Couturier and his project architect Bob Epley went back to the drawing board and worked closely with Long and Solomon on a completely new design. “We had worked with Robert on four different projects already, so he knows us well,” Long says of Couturier. “He’s wonderful at mixing elements of both our personalities. He’s got a great sense of whimsy, and he knew that we wanted a house where we could entertain.”
Couturier and Epley also knew that their clients wanted a comfortable getaway where everyone, including the dogs and cat, could come and go, and people coulddrop in last minute. In Manhattan, their entertaining spaces are much more formal.
“In Bedford, I didn’t want one big room where everybody gathered; I wanted people to have nooks and crannies. I wanted nature everywhere with animals and plants in every room. And, I wanted a folly. That’s what this is,” she says in reference to the two-story glass wing that overlooks the property. “Traditionally, a folly would be off on its own in the garden, but we decided to attach it to the house.”
The building process took nearly five years—from methodically salvaging the original stone to installing the new hand-carved wood paneling and plaster friezes in the library. At the same time, landscape designer Miranda Brooks reimagined the hilltop property to include an allée of linden trees and lush perennial and vegetable gardens. Long and Solomon soon added a whimsical tree house, an amphitheater, and a bali bed that overlooks the pool and pool house, as well. Adjacent to the pool is a gate that leads to a forest wonderland nestled in a ravine where Solomon has created pathways and boardwalks, bridges and benches, and even a gazebo.

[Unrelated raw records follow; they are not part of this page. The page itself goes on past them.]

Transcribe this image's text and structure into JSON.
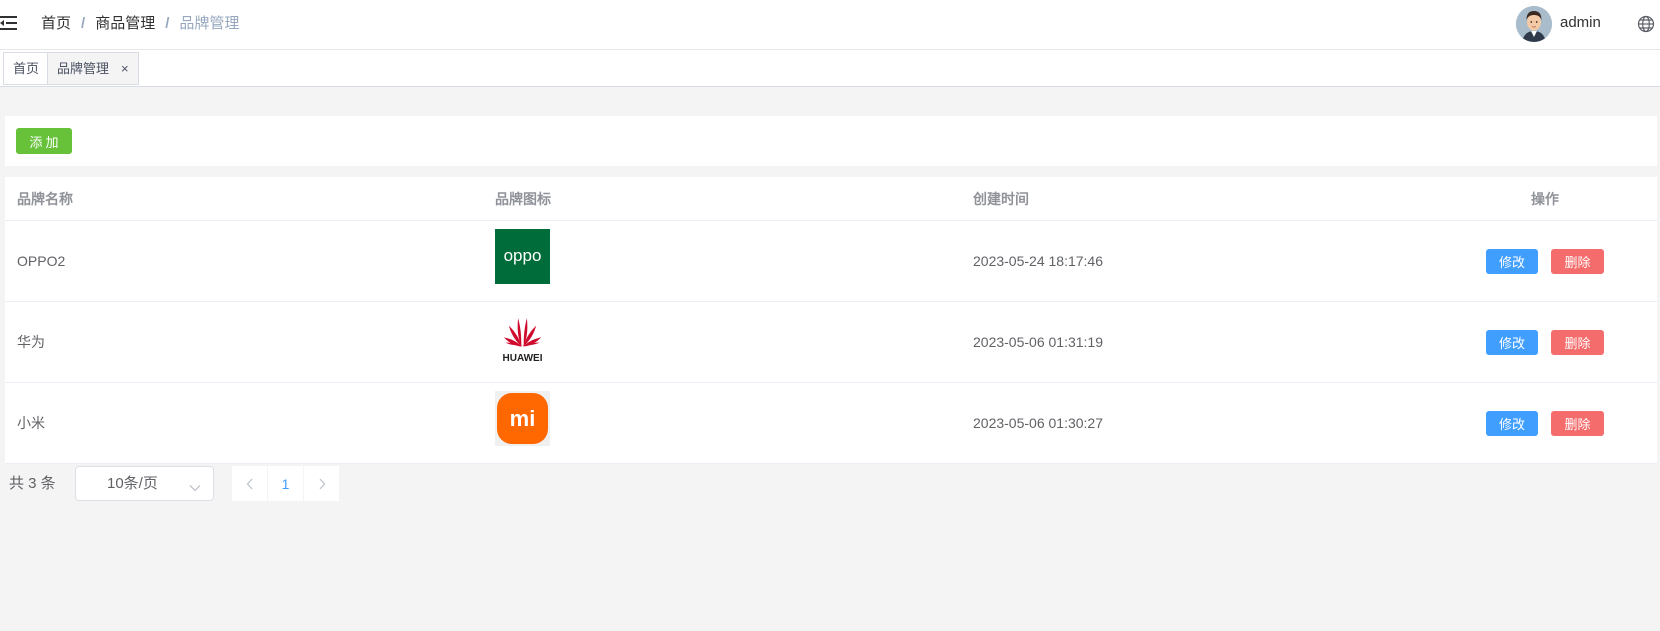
{
  "header": {
    "breadcrumb": [
      "首页",
      "商品管理",
      "品牌管理"
    ],
    "separator": "/",
    "username": "admin",
    "icons": {
      "menu": "hamburger-menu-icon",
      "language": "globe-icon",
      "avatar": "user-avatar"
    }
  },
  "tags": [
    {
      "label": "首页",
      "active": false
    },
    {
      "label": "品牌管理",
      "active": true,
      "close": "×"
    }
  ],
  "toolbar": {
    "add_label": "添加"
  },
  "table": {
    "columns": [
      "品牌名称",
      "品牌图标",
      "创建时间",
      "操作"
    ],
    "rows": [
      {
        "name": "OPPO2",
        "logo": "oppo-logo",
        "logo_text": "oppo",
        "created": "2023-05-24 18:17:46"
      },
      {
        "name": "华为",
        "logo": "huawei-logo",
        "logo_text": "HUAWEI",
        "created": "2023-05-06 01:31:19"
      },
      {
        "name": "小米",
        "logo": "xiaomi-logo",
        "logo_text": "mi",
        "created": "2023-05-06 01:30:27"
      }
    ],
    "actions": {
      "edit": "修改",
      "delete": "删除"
    }
  },
  "pagination": {
    "total_text": "共 3 条",
    "page_size": "10条/页",
    "current_page": "1",
    "prev": "‹",
    "next": "›"
  },
  "colors": {
    "primary": "#409eff",
    "success": "#67c23a",
    "danger": "#f56c6c",
    "oppo_green": "#006c3a",
    "huawei_red": "#cf0a2c",
    "xiaomi_orange": "#ff6700"
  }
}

Some of the paths serve equestrians who canter by on the Bedford Riding Lanes, while the boardwalks facilitate Solomon’s Saturday morning walks with his father. “When we moved in, there was a pond in bad shape, swampy wetlands, and BRLA trails,” explains Solomon. “We wanted to restore the pond, improve the bridge and paths for riders, and build the boardwalks so we could enjoy the wetlands. Our kids love going down there now.”
Entertaining is a high priority here, and over the past nine years, the Long-Solomons have hosted some fabulous events. “I love to throw a party. I love to set a table,” Long says. “We’ve done parties for 60 or 70, but my favorite thing is people just stopping by, staying for dinner.”

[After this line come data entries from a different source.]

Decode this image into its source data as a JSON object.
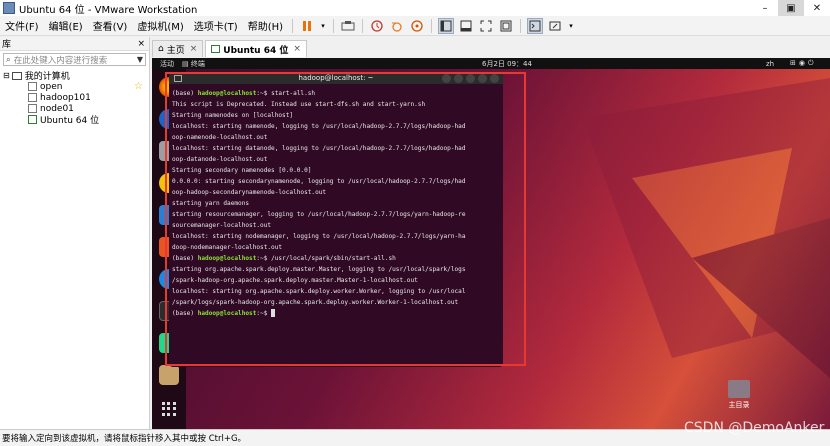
{
  "window": {
    "title": "Ubuntu 64 位 - VMware Workstation"
  },
  "menu": [
    "文件(F)",
    "编辑(E)",
    "查看(V)",
    "虚拟机(M)",
    "选项卡(T)",
    "帮助(H)"
  ],
  "library": {
    "header": "库",
    "close": "×",
    "search_placeholder": "在此处键入内容进行搜索",
    "root": "我的计算机",
    "items": [
      "open",
      "hadoop101",
      "node01",
      "Ubuntu 64 位"
    ]
  },
  "tabs": [
    {
      "label": "主页",
      "close": "×"
    },
    {
      "label": "Ubuntu 64 位",
      "close": "×"
    }
  ],
  "guest": {
    "activities": "活动",
    "terminal_label": "终端",
    "clock": "6月2日 09：44",
    "lang": "zh",
    "terminal_title": "hadoop@localhost: ~",
    "home_label": "主目录"
  },
  "terminal_lines": [
    "(base) hadoop@localhost:~$ start-all.sh",
    "This script is Deprecated. Instead use start-dfs.sh and start-yarn.sh",
    "Starting namenodes on [localhost]",
    "localhost: starting namenode, logging to /usr/local/hadoop-2.7.7/logs/hadoop-had",
    "oop-namenode-localhost.out",
    "localhost: starting datanode, logging to /usr/local/hadoop-2.7.7/logs/hadoop-had",
    "oop-datanode-localhost.out",
    "Starting secondary namenodes [0.0.0.0]",
    "0.0.0.0: starting secondarynamenode, logging to /usr/local/hadoop-2.7.7/logs/had",
    "oop-hadoop-secondarynamenode-localhost.out",
    "starting yarn daemons",
    "starting resourcemanager, logging to /usr/local/hadoop-2.7.7/logs/yarn-hadoop-re",
    "sourcemanager-localhost.out",
    "localhost: starting nodemanager, logging to /usr/local/hadoop-2.7.7/logs/yarn-ha",
    "doop-nodemanager-localhost.out",
    "(base) hadoop@localhost:~$ /usr/local/spark/sbin/start-all.sh",
    "starting org.apache.spark.deploy.master.Master, logging to /usr/local/spark/logs",
    "/spark-hadoop-org.apache.spark.deploy.master.Master-1-localhost.out",
    "localhost: starting org.apache.spark.deploy.worker.Worker, logging to /usr/local",
    "/spark/logs/spark-hadoop-org.apache.spark.deploy.worker.Worker-1-localhost.out",
    "(base) hadoop@localhost:~$ "
  ],
  "status": "要将输入定向到该虚拟机，请将鼠标指针移入其中或按 Ctrl+G。",
  "watermark": "CSDN @DemoAnker",
  "colors": {
    "highlight": "#e53935",
    "terminal_bg": "#300a24",
    "prompt_user": "#8ae234"
  }
}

While Long cherishes spontaneous, intimate gatherings, her dramatic productions best illustrate her attraction to the Playhouse. Four years ago, she directed a homegrown cast in Shakespeare’s A Midsummer Night’s Dream out back on the boardwalks.
This past June, she followed up with her spirited interpretation of Aristophanes’s The Birds. Three hundred guests settled into the amphitheater while family and friends performed various roles wearing costumes and masks that Long’s family and neighbors handcrafted in the weeks leading up to the performance. “It’s all about experiencing and discovering the arts together. That’s where the magic happens,” she says. “I’d like to make the Playhouse like that, too.”